The Bombe Machine and the Enigma's direct Impact on the War

The Bombe Machine

The Polish Bomba

To fix the problem of not being able to keep up with the plethora of messages being sent every day, mathematician Alan Turing started working on the Bombe machine. The Bombe was a machine that was designed to crack the daily settings and translate the many messages sent every day. The only previous efforts to build a machine that could accomplish this task was by the Polish. The Polish Bomba was exploiting that in the German coded transmissions, “A random 3-letter message key is sent twice at the beginning of each message and that every now and then, a particular plaintext letter, yields the same ciphertext letter three positions further on.” (Crypto Museum). The Polish Bomba could get the current settings of the Enigma for the day and translate messages in approximately two hours. When Germany invaded Poland later in 1939, all the Bombas were destroyed to prevent any enemy from learning the Polish methods. In 1940, the British were aware of the concept of how the Bomba worked and were ready to develop their own version.  The Germans changed the Enigma messages to exclude the 3-letter message key to prevent any existing Bombas from relaying the messages. 

The British Bombe Machine

Alan Turing had decided to have the British Bombe incorporate a new method to break the code. Alan Turing’s Bombe used “cribs'' (using a part of normal text and comparing it to an encoded German Enigma message). For example, the Germans sent out an encoded weather message at the same time of day, every day. The British already knew the daily weather message, so they compared the normal text to the encoded message to find out the settings of the Enigma. The Bombe was essentially a machine that replicated up to 36 Enigmas at once to use the cribs to learn the corresponding keys and then translate the messages. Over the course of the war, approximately 200 Bombes were built and spread throughout England.

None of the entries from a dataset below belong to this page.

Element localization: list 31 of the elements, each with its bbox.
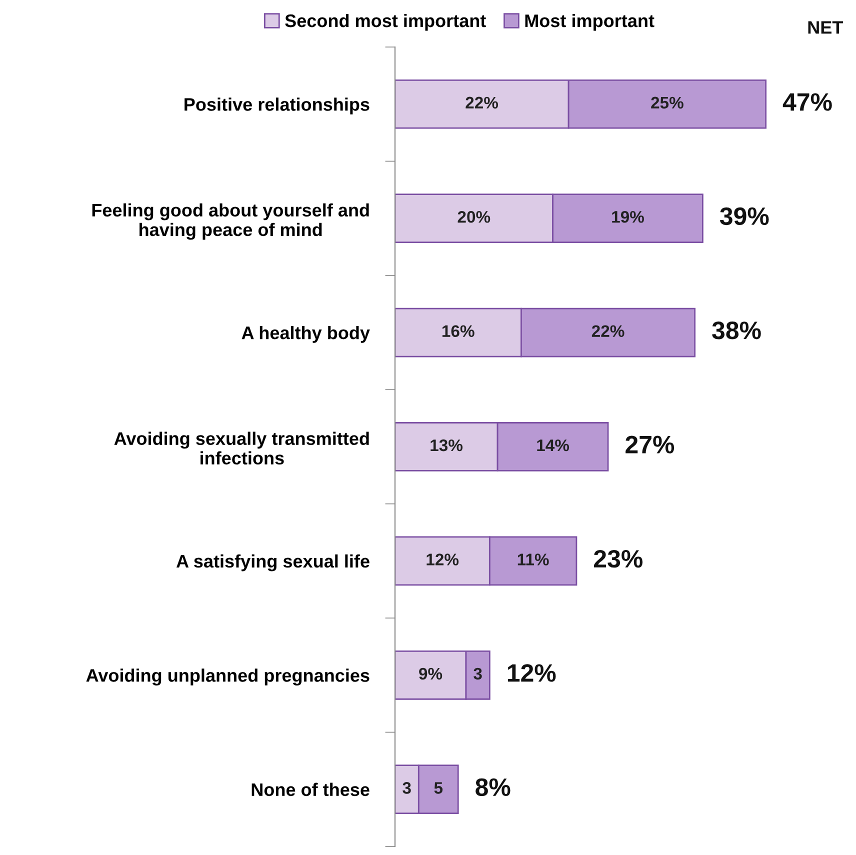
data-label: 22%	[592, 325, 624, 337]
y-tick-label: Feeling good about yourself and having peace of mind	[92, 203, 369, 240]
data-label: 9%	[419, 668, 442, 680]
legend-label: Second most important	[285, 14, 486, 31]
data-label: 22%	[466, 96, 498, 109]
data-label: 14%	[537, 439, 570, 452]
total-label: 47%	[782, 93, 832, 111]
data-label: 25%	[651, 96, 684, 109]
total-label: 38%	[712, 322, 761, 340]
data-label: 11%	[518, 554, 549, 566]
data-label: 20%	[458, 211, 490, 223]
data-label: 19%	[612, 211, 644, 223]
total-label: 39%	[720, 207, 769, 226]
y-tick-label: Avoiding unplanned pregnancies	[86, 668, 370, 686]
y-tick-label: A healthy body	[242, 326, 370, 343]
text: NET	[808, 21, 844, 34]
y-tick-label: A satisfying sexual life	[176, 554, 370, 572]
y-tick-label: Positive relationships	[184, 98, 370, 114]
y-tick-label: None of these	[252, 782, 370, 796]
data-label: 16%	[442, 325, 474, 338]
total-label: 12%	[508, 664, 556, 682]
total-label: 8%	[476, 778, 510, 796]
total-label: 27%	[626, 436, 674, 454]
total-label: 23%	[594, 550, 643, 568]
data-label: 3	[474, 668, 482, 680]
data-label: 13%	[430, 439, 463, 452]
legend-label: Most important	[525, 14, 654, 31]
y-tick-label: Avoiding sexually transmitted infections	[114, 432, 369, 465]
data-label: 3	[402, 782, 411, 794]
data-label: 5	[434, 782, 443, 794]
data-label: 12%	[426, 554, 459, 566]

One of the US Navy's Bombe Machines

The Enigma M4, with its controls labeled.

The Enigma M4

Then in February of 1942, the Germans changed the Enigmas that were used by the navy to the Enigma M4, which had an added fourth cipher wheel. This led to an immediate black out for the codebreakers. The codebreakers were unable to translate the Enigma messages from the Kriegsmarine Navy, German U-boats (submarines) could strike from anywhere, from complete stealth. It gave the Germans a large advantage in the Battle of the Atlantic, in which the British lost many lives, supply ships, and supplies due to U-boat attacks. In October of 1942, the British captured the codebooks for the Enigma M4, then the codebreakers adapted the Bombes to translate transmissions coming from the Enigma M4.